Before I went to college, I received two pieces of unsolicited advice from an older, more experienced relative: (1) Always shave your legs, because you never know what's going to happen, and (2) you'll probably be fine if you try cocaine a couple of times.
I really wish that family member had talked to me about UTIs instead.
Urinary tract infections are the second most common kind of infections in humans after respiratory infections. And they're particularly rampant among young people with vaginas. UTIs afflict vagina-havers at a rate eight times that of penis-havers. An estimated one in three people with vaginas will have to receive antibiotics to destroy the monsters raging in their urethras by age 24. And if you don't know what's happening to you, UTIs can mess a person up pretty badly. Left untreated, a UTI could spread to the bladder or the kidneys, or even to the bloodstream, at which point an untreated UTI could become life-threatening.
What's more, UTIs have a high rate of recurrence. One study published in the American Journal of Public Health in 1990 found that 26.6 percent of women who contracted a UTI got another within six months. And 95 percent of recurring UTIs occur when the same organism that was treated by antibiotics grows back two weeks later. UTIs cost the United States $3.5 billion a year in missed work and health-care costs.

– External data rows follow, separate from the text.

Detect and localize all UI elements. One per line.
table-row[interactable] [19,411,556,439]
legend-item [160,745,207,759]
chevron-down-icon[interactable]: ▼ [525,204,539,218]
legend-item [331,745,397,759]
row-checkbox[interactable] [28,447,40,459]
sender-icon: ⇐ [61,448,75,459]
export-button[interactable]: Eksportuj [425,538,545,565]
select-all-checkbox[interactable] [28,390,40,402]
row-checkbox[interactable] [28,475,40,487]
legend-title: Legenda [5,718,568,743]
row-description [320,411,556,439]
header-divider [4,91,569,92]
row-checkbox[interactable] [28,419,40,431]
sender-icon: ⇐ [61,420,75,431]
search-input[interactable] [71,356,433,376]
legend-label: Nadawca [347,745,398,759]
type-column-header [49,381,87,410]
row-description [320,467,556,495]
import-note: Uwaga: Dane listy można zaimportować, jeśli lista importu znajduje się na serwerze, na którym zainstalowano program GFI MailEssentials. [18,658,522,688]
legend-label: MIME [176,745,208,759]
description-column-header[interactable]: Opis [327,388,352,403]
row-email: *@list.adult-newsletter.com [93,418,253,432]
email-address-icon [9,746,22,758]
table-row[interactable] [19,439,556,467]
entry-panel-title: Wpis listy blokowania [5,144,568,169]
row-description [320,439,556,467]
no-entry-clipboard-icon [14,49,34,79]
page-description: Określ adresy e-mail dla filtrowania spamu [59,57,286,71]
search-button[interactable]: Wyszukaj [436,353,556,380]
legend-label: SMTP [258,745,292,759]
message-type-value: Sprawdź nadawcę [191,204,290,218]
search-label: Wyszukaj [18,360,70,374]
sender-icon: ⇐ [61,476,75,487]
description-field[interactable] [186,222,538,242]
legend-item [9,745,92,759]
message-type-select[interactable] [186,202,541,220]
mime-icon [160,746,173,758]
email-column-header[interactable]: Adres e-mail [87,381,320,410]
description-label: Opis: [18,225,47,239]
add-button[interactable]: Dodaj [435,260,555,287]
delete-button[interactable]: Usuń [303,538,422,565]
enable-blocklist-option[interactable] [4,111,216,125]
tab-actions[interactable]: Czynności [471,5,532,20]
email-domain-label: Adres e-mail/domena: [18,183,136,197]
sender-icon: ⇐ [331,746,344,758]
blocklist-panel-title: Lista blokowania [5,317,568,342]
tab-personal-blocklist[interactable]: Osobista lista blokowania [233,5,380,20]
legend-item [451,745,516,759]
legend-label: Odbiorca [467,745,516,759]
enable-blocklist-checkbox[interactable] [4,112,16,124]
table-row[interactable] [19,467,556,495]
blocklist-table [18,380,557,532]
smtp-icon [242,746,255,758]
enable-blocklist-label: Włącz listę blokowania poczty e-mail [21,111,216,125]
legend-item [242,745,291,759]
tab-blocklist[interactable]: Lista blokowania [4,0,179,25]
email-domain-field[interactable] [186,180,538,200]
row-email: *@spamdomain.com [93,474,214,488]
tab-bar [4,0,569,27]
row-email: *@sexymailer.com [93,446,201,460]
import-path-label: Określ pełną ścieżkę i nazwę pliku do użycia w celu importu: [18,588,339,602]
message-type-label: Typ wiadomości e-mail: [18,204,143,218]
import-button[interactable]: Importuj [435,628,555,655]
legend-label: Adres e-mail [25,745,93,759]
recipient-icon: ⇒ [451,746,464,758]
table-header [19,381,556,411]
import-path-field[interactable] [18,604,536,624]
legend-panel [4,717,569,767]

But here's why I really want you to care about UTIs: The bacteria that young people deal with today are not your grandparents' bacteria. A growing number of bacteria found in urethras are antibiotic resistant—"probably at least 10 percent," according to science journalist Maryn McKenna. Some researchers have traced these drug-resistant bacteria back to cheap supermarket chicken or turkey. A culprit could be the antibiotics fed to livestock to help them grow in massive industrial and disease-vulnerable pens. Plus, UTIs become more likely as you get older and have more sex.
What is a UTI?
Oftentimes, the bacteria present in a UTI can be traced back to your gut. The most common, E. coli, lives in your lower intestine. Sometimes what lives in your lower intestine can make its way out your butt and into your urethra. (This is also why wiping front-to-back is generally a good idea.) Uropathogenic E. coli can attach to cells in your urethra and produce substances that break down those cells. That's how E. coli can colonize your urethra and possibly migrate up to the bladder or the kidneys.
How do I know if I have a UTI?
Classic UTI symptoms: a burning sensation, frequent urge to pee, cloudy pee, bloody pee, cramping, fatigue, chills.
How do I prevent UTIs?
PEE AFTER SEX! That is one of the most effective things you can do. To repeat: PEE AFTER! Other stuff: Drink lots of water, don't have contests with yourself to see how long you can "hold it in," wipe from front to back, and don't douche or use weird sprays down there. The vulva and vagina are self-regulating body parts. And get prescribed antibiotics—because that's what you will need. Don't allow your bacteria to become resistant.
Does cranberry juice work?
Studies haven't concluded that cranberry juice helps, but the Mayo Clinic recommends it anyway. Cranberry supplements—which are less sugary than chugging a gallon of that stuff they sell at Walgreens—can't hurt you, at least.
Anything else I should know?
If you've gotten a urinary tract infection before and know what it's like, trust yourself. Vagina-havers are pretty good at knowing their own bodies. A 2001 study found that 84 percent of women who self-diagnosed with UTIs were spot-on. If you drink a ton of water before going to the doctor, you may flush out too much of the bacteria—enough to throw off the results of a urine culture test. So the best bet is to go to the doctor the minute you think you have a UTI. Don't hesitate. And good luck out there. Remember: PEE AFTER SEX!